Thursday, October 22, 2015
8:00pm (Reception 6:30-7:30pm)
An Evening with Jane Smiley
discussing the writing life and her novel
Golden Age
William Turner Gallery
Bergamot Station Arts Center
2525 Michigan Avenue,
Santa Monica, CA 90404
PURCHASE TICKETS
$20 General Admission
$30 Reserved Section Seat
$45 Includes Smiley’s book + Seat in reserved section
$95 Pre-event reception + Reserved Section seat + book
Jane Smiley is the author of numerous novels, including A Thousand Acres, which was awarded the Pulitzer Prize, and most recently, Some Luck and Early Warning, the first volumes of The Last Hundred Years trilogy. She is also the author of five works of nonfiction and a series of books for young adults.
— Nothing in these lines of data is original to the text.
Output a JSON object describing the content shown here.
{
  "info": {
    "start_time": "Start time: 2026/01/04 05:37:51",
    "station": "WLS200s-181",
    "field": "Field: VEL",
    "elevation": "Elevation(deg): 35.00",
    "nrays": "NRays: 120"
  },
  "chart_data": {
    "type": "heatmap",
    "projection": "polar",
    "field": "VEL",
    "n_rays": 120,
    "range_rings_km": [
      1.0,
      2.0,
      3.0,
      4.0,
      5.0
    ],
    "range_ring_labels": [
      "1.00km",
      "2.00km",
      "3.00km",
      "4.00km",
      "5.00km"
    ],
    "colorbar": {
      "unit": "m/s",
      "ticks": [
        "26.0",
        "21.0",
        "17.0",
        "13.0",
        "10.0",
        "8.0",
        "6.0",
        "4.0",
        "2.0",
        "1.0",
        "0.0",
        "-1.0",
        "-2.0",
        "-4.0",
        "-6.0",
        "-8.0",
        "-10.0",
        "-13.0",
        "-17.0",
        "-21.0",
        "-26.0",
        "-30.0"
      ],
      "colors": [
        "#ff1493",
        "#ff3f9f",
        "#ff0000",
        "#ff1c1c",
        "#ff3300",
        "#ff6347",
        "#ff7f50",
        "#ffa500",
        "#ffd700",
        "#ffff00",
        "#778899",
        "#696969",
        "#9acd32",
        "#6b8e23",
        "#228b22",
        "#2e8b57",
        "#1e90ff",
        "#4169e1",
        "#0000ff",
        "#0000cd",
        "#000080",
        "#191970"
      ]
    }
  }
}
A member of the American Academy of Arts and Letters, she has received the PEN USA Lifetime Achievement Award for Literature. She previously appeared at Live Talks Los Angeles for the first book in the trilogy, Some Luck; and also interviewed Dave Barry and Gary Shteyngart at Live Talks Los Angeles. Videos in the links.
Golden Age is the much-anticipated final volume, following Some Luck and Early Warning, of her acclaimed American trilogy, that brings the remarkable Langdon family into our present times and beyond.
A lot can happen in one hundred years, as Jane Smiley shows to dazzling effect in her Last Hundred Years trilogy. But as Golden Age, its final installment, opens in 1987, the next generation of Langdons face economic, social, political—and personal—challenges unlike anything their ancestors have encountered before.
Michael and Richie, the rivalrous twin sons of World War II hero Frank, work in the high-stakes world of government and finance in Washington and New York, but they soon realize that one’s fiercest enemies can be closest to home; Charlie, the charming, recently found scion, struggles with whether he wishes to make a mark on the world; and Guthrie, once poised to take over the Langdons’ Iowa farm, is instead deployed to Iraq, leaving the land—ever the heart of this compelling saga—in the capable hands of his younger sister.
Determined to evade disaster, for the planet and her family, Felicity worries that the farm’s once-bountiful soil may be permanently imperiled, by more than the extremes of climate change. And as they enter deeper into the twenty-first century, all the Langdon women—wives, mothers, daughters—find themselves charged with carrying their storied past into an uncertain future.
Combining intimate drama, emotional suspense, and a full command of history,Golden Age brings to a magnificent conclusion the century-spanning portrait of this unforgettable family—and the dynamic times in which they’ve loved, lived, and died: a crowning literary achievement from a beloved master of American storytelling.